Par un jugement n° 1605660 du 18 juillet 2019, le tribunal administratif de Nantes a rejeté leur demande.
Procédure devant la cour :
Par une requête enregistrée le 2 août 2019 M. et Mme C..., représentés par
Me Dagnon, demandent à la cour :
1°) d'annuler ce jugement ;
2°) de prononcer la décharge sollicitée.
Ils soutiennent que :
- l'imposition litigieuse aurait dû être établie par le centre des impôts de la Guadeloupe ;
- la cotisation supplémentaire d'impôt sur le revenu devait, conformément à l'article L. 256 du livre des procédures fiscales et aux travaux préparatoires de la loi n° 2010-1658 du 29 décembre 2010, faire l'objet d'un avis de mise en recouvrement signé et rendu exécutoire par l'autorité compétente et non être mises en recouvrement par voie de rôle ;
- ils se prévalent, sur le fondement de l'article L. 80 A du livre des procédures fiscales, des instructions référencées BOI-REC-PREA-10-10-10 du 12 septembre 2012, BOI-CF-DG-20 du 12 septembre 2012 et BOI-CF-IOR-10-40 du 12 septembre 2012 ;
- l'administration a en réalité réalisé un contrôle sur place et non sur pièces, et n'a pourtant pas envoyé d'avis de vérification.

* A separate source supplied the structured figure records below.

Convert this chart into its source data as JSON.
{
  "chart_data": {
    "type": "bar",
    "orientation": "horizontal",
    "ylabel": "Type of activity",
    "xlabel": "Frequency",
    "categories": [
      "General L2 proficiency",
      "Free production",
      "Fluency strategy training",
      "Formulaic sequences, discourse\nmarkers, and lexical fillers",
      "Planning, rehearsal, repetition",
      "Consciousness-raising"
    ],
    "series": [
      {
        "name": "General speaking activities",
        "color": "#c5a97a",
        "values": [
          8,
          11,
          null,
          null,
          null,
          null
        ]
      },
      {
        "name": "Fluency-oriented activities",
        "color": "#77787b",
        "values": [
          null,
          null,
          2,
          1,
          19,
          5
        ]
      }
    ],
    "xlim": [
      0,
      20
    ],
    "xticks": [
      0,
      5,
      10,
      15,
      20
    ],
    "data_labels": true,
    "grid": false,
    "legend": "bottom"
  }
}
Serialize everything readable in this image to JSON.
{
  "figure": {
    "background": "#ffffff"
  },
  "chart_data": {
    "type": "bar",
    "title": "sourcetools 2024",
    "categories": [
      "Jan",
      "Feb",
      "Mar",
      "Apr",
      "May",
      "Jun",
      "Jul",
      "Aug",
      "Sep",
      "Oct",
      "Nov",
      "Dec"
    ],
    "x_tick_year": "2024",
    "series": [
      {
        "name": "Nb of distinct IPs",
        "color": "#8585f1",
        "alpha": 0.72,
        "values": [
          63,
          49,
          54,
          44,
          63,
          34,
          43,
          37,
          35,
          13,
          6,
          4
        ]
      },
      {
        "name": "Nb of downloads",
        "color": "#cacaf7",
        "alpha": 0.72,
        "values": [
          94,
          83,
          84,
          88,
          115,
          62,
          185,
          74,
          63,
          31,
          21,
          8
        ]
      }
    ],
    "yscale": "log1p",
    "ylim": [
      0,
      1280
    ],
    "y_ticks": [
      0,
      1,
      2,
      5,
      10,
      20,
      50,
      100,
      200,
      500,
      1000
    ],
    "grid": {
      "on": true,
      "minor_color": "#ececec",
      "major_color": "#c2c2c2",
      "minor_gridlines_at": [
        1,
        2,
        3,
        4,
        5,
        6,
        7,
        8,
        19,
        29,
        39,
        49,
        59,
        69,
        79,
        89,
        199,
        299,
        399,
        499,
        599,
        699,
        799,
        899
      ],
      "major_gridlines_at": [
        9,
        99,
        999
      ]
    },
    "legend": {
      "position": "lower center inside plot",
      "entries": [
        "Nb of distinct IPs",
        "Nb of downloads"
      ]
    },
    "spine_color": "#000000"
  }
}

Par un mémoire en défense enregistré le 6 février 2020 le ministre de l'économie, des finances et de la relance conclut au rejet de la requête.
Il soutient que les moyens soulevés par M. et Mme C... ne sont pas fondés.
Les parties ont été informées, en application des dispositions de l'article R. 611-7 du code de justice administrative, de ce que l'arrêt était susceptible d'être fondé sur un moyen relevé d'office, tiré de ce que le jugement attaqué est irrégulier en tant qu'il a omis de prononcer un non-lieu à statuer sur l'imposition ayant donné lieu à un dégrèvement le 23 décembre 2016 à concurrence de la somme de 6 485 euros.
Vu les autres pièces du dossier.
Vu :
- le code général des impôts et le livre des procédures fiscales ;
- le code de justice administrative.
Les parties ont été régulièrement averties du jour de l'audience.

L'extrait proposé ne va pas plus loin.